Temperature Is Key To Copycat Starbucks White Chocolate Mocha Sauce

Starbucks works in mysterious ways sometimes, especially when it comes to determining what beverages are seasonal and why. Nothing about the toasted white chocolate mocha, for example, particularly screams "holidays!" or even winter, unless you're associating white with snow or making the assumption that people only consume hot beverages in colder weather. Starbucks, of course,  should know better since it offers both hot and iced drinks year-round. Still, seasonal it is, so that means that if you want a white chocolate mocha when it's off the menu or merely want to cut back on an expensive Starbucks habit, you may be interested in this copycat recipe.

In order to give the drink its flavor, developer Mackenzie Ryan makes her own version of Starbucks' toasted white chocolate mocha sauce for her copycat recipe. The sauce is made from milk, white chocolate chips, and canned dulce de leche, the last ingredient giving the drink a marshmallowy "toasted" flavor that sets it apart from the regular white chocolate mocha. When you're making the syrup, Ryan cautions to keep the heat low, or medium-low at least, since otherwise the milk may scorch and the chocolate chips won't melt smoothly. Low and slow is the way to go, and don't stop stirring.

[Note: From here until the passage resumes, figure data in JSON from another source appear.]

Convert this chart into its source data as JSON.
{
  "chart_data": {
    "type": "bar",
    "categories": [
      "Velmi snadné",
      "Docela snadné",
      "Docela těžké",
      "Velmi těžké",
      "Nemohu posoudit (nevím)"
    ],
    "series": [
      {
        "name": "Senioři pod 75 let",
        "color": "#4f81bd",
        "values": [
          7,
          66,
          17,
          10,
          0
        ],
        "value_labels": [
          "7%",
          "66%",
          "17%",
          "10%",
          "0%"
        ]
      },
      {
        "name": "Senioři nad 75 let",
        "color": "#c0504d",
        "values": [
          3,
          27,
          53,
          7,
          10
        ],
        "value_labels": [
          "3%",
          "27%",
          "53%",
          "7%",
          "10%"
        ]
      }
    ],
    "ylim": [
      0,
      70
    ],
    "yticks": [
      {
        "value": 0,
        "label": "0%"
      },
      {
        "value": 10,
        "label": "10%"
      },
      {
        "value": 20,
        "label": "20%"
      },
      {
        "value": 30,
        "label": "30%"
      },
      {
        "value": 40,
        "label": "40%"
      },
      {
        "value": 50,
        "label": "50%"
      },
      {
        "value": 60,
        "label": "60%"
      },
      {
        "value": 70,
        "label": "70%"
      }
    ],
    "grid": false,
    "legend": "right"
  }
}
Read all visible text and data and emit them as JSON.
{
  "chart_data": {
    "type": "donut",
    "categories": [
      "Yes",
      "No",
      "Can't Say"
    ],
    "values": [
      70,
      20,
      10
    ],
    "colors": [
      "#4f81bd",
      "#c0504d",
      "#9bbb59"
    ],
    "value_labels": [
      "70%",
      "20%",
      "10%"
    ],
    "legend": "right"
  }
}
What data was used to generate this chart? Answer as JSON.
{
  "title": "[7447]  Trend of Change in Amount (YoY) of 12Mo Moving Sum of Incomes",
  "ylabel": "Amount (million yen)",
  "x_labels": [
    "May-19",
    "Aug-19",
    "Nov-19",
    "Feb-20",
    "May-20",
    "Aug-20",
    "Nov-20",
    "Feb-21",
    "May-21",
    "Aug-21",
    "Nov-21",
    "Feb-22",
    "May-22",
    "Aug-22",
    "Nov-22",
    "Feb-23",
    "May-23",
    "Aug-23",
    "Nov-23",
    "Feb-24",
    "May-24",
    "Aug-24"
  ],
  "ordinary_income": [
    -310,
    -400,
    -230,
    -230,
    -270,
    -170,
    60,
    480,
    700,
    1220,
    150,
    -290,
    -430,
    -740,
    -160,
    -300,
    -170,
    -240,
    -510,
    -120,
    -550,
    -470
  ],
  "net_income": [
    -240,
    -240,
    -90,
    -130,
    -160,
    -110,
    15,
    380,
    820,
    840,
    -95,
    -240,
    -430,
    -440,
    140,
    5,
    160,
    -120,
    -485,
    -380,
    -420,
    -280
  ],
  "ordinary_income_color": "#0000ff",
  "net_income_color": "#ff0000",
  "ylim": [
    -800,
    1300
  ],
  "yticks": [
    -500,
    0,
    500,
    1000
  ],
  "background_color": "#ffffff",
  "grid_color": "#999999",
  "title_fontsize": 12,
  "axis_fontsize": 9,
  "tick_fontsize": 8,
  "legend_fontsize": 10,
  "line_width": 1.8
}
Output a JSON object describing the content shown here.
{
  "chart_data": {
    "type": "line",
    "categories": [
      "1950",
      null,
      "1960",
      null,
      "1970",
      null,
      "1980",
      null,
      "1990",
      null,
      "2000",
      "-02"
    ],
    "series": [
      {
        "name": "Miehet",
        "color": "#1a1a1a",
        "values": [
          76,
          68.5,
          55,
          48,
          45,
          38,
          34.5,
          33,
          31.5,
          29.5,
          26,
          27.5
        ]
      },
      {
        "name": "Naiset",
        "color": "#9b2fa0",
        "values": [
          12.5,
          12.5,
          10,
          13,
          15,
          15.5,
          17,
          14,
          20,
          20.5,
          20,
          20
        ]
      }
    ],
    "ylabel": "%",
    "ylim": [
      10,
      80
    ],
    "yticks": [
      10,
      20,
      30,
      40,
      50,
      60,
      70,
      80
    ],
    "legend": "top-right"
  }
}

A few tweaks can turn this recipe into a regular or peppermint white chocolate mocha clone

Since canned dulce de leche is the not-so-secret ingredient that puts the "toasted" in this Starbucks-esque white chocolate mocha, you can reverse engineer an untoasted version of the drink by simply omitting the stuff. You should still watch the temperature closely, though, as there's no use crying over burned milk. With the toasted mocha, both Starbucks and Ryan opt to garnish it with red sprinkles. The chain's plain white chocolate mocha is topped with whipped cream alone, however, so this is another simple subtraction you can make.

To re-fashion the drink as a peppermint white chocolate mocha, you'll need to do both addition and subtraction. Again, you'll be leaving out the dulce de leche, but when you mix the syrup with espresso, you'll add in an amount of peppermint syrup equal to the white chocolate syrup. (Well, you could tilt the balance a bit, but Starbucks typically goes 50/50.) As with the dulce de leche, commercially prepared peppermint syrup is available for purchase. Starbucks sells its own brand, but the stuff's pretty pricey (currently around $50 at Walmart), so you could go with a less expensive kind if absolute authenticity isn't essential. As for the garnish, here you'll be adorning the drink with shaved chocolate curls if you want to be just like Starbucks, although you could dress it up with crushed candy canes if you're feeling rebellious or just want to smash something.